Her father has brought charges against a Muslim man named Qadeer Ismail, who was recorded as aged 20 on the marriage certificate but who Iqbal Masih says is older. Elisha was recorded as 18 on the marriage certificate, but her father showed the police a copy of her birth certificate, which shows that she will not turn 13 until May.
In Pakistan men must be 18 to marry, and girls 16. Formalising a marriage between persons younger than this can result in a fine equivalent to roughly 500 US dollars.
Masih’s lawyer, Shakir Javaid, told World Watch Monitor that the magistrate, Waseem Ahmed Khan, ordered an ossification test to establish the girl’s age, following which he ordered the arrest of the cleric who presided over the marriage.

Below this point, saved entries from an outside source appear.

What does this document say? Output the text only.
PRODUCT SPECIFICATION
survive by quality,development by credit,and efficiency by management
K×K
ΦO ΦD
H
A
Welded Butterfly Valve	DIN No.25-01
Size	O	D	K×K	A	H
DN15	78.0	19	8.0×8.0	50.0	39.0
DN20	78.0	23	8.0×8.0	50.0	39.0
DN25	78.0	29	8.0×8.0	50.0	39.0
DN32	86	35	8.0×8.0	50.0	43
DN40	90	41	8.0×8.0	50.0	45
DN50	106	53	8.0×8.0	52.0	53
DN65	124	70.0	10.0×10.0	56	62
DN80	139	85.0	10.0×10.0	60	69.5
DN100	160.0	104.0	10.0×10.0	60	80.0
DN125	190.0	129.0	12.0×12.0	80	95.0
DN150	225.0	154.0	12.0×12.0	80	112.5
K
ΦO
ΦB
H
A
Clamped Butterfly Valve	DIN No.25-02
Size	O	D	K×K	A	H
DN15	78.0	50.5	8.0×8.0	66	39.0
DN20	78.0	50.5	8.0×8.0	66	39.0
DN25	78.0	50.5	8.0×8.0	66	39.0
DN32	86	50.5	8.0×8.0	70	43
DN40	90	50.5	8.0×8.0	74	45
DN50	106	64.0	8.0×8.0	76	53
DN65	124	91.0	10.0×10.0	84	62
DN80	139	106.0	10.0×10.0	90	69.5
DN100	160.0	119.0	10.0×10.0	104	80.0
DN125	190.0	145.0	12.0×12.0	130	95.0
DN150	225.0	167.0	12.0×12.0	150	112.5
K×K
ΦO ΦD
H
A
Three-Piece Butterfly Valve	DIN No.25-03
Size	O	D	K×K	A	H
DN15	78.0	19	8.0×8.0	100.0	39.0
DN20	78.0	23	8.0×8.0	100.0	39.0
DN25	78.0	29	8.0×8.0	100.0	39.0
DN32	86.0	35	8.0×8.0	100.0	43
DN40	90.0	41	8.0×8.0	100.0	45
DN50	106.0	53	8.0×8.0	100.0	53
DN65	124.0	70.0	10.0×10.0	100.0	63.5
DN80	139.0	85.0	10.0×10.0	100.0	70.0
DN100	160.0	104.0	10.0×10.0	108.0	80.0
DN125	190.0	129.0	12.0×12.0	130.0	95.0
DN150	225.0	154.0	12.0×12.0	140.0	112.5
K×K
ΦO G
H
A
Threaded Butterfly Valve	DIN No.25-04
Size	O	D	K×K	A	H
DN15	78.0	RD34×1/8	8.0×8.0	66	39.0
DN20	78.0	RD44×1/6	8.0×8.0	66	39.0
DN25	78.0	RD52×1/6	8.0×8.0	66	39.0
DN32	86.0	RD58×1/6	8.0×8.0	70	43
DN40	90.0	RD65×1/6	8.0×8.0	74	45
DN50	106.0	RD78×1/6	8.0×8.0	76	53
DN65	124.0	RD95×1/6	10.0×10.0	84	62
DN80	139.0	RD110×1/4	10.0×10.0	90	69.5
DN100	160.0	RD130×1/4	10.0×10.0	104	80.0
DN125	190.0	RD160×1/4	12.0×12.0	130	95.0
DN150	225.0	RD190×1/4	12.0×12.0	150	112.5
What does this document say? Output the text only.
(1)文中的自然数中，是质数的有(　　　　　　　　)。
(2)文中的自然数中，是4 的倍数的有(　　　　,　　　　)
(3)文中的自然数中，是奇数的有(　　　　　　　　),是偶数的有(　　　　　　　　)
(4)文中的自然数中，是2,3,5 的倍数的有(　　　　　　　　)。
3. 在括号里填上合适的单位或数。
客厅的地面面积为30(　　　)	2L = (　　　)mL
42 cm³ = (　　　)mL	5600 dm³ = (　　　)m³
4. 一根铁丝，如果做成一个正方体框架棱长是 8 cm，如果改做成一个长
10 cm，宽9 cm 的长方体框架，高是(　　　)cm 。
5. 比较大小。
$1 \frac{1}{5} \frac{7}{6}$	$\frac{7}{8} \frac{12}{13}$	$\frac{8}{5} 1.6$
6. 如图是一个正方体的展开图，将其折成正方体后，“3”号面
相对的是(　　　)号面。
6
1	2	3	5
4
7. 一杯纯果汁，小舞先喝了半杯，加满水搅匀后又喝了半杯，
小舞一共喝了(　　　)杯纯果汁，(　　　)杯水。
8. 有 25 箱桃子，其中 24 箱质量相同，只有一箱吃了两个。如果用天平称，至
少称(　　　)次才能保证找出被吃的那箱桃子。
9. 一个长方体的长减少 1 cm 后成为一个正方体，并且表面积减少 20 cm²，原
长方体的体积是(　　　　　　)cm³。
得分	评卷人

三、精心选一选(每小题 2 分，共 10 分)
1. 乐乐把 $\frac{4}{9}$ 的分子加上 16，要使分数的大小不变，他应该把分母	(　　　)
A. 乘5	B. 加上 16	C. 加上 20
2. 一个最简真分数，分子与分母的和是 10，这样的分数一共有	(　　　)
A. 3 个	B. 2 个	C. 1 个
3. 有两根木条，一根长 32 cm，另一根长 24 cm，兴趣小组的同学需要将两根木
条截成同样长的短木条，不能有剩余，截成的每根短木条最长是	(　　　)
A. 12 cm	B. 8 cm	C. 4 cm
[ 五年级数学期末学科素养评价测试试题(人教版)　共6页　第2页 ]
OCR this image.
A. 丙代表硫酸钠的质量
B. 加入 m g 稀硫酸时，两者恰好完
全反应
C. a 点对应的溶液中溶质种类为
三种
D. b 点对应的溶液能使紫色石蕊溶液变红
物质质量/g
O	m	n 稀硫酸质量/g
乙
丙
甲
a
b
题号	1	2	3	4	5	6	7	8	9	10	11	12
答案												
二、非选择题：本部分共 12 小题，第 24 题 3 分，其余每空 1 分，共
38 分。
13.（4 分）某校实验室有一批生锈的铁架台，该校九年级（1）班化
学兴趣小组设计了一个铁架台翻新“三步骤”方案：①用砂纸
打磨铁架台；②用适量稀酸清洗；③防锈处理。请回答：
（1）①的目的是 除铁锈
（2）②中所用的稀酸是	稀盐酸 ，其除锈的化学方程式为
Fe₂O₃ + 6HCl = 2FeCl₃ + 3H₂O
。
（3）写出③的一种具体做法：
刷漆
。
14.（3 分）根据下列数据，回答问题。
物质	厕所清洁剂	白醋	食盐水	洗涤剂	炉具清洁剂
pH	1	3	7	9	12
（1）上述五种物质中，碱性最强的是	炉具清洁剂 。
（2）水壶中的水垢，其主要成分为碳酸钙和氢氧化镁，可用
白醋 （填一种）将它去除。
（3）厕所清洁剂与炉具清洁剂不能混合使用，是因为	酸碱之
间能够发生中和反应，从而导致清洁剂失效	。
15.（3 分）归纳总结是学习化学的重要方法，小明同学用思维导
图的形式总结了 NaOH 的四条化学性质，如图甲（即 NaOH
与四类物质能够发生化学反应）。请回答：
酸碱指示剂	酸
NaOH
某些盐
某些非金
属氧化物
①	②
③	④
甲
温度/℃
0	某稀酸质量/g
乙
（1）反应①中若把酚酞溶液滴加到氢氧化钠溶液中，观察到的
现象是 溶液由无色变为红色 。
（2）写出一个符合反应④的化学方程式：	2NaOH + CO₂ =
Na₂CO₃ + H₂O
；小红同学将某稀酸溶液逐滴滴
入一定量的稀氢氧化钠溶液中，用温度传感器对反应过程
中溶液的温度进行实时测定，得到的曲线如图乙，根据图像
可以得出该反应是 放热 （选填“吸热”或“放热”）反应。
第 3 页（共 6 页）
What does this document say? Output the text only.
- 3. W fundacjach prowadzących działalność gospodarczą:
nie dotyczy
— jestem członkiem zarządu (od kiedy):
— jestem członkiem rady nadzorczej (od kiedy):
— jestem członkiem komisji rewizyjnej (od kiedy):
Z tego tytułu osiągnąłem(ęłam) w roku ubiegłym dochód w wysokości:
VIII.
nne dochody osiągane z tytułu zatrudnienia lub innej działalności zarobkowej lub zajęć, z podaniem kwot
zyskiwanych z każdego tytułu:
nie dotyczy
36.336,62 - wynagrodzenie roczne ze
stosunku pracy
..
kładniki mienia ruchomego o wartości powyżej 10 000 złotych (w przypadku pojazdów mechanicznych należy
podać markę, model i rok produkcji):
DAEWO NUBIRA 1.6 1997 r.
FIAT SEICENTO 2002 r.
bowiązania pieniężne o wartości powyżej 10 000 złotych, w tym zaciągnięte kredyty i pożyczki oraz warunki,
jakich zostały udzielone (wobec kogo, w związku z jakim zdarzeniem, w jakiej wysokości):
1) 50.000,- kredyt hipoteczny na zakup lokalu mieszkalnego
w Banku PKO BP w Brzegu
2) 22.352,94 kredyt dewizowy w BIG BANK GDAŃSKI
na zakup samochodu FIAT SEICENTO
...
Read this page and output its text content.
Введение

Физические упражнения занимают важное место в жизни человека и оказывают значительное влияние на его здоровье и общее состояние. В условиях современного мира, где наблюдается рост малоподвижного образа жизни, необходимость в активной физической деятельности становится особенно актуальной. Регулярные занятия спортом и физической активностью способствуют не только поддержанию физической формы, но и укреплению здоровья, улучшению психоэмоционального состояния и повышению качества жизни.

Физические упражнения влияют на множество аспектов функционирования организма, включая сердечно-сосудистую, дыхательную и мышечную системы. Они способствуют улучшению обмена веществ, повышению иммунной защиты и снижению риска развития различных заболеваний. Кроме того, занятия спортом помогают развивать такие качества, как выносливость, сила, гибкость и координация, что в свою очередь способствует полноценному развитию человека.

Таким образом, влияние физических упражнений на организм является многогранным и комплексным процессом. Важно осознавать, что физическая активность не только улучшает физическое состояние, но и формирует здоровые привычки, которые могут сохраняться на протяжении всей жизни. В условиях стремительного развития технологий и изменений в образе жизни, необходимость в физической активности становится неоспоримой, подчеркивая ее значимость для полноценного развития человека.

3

Following his daughter’s disappearance, Masih, a labourer who lives in Pindorian, Islamabad, went to the police and asked them to register that she had been abducted, but Masih told World Watch Monitor the police refused.
“A man from our locality then came to me and handed certificates of conversion and solemnisation of marriage to me and told me to get them read,” Masih told World Watch Monitor. “Then I took the certificates and Elisha’s birth certificate to the police station and urged them to register a criminal case.”
But in a bizarre turn of events, Masih and his wife then found themselves detained by the police.
“In order to stop us from going to seek legal assistance in this matter, Ismail’s family got my wife and I locked up in the local police station for a day after filing false charges,” he told World Watch Monitor. “Which is why since November I am now living with my relatives and leading life in hiding.”
Masih further alleged that “after Elisha was handed over to us by the court, Ismail’s family is threatening dire consequences if the case is not withdrawn and Elisha not returned”.
At the High Court on Thursday, Elisha was asked whether she knew anything about Islam.
“When asked who Jesus Christ was, she said he was a prophet,” Masih’s lawyer told World Watch Monitor. “When the judge asked if she knew any other prophet, she said she didn’t. The judge then asked if she was educated and she replied that she hadn’t been to school.”
Justice Shaukat Aziz Siddiqui described her conversion as “inducement and compulsion”.
“But Ismail and the other culprits have obtained pre-arrest bail orders,” Masih’s lawyer explained. “Now I am going to contest their bails on the fresh orders by the Islamabad High Court that this marriage was a forcible conversion.”
The Sindh Assembly passed a bill against forced conversion, but it was withdrawn in December 2016 following pressure from Islamic clerics.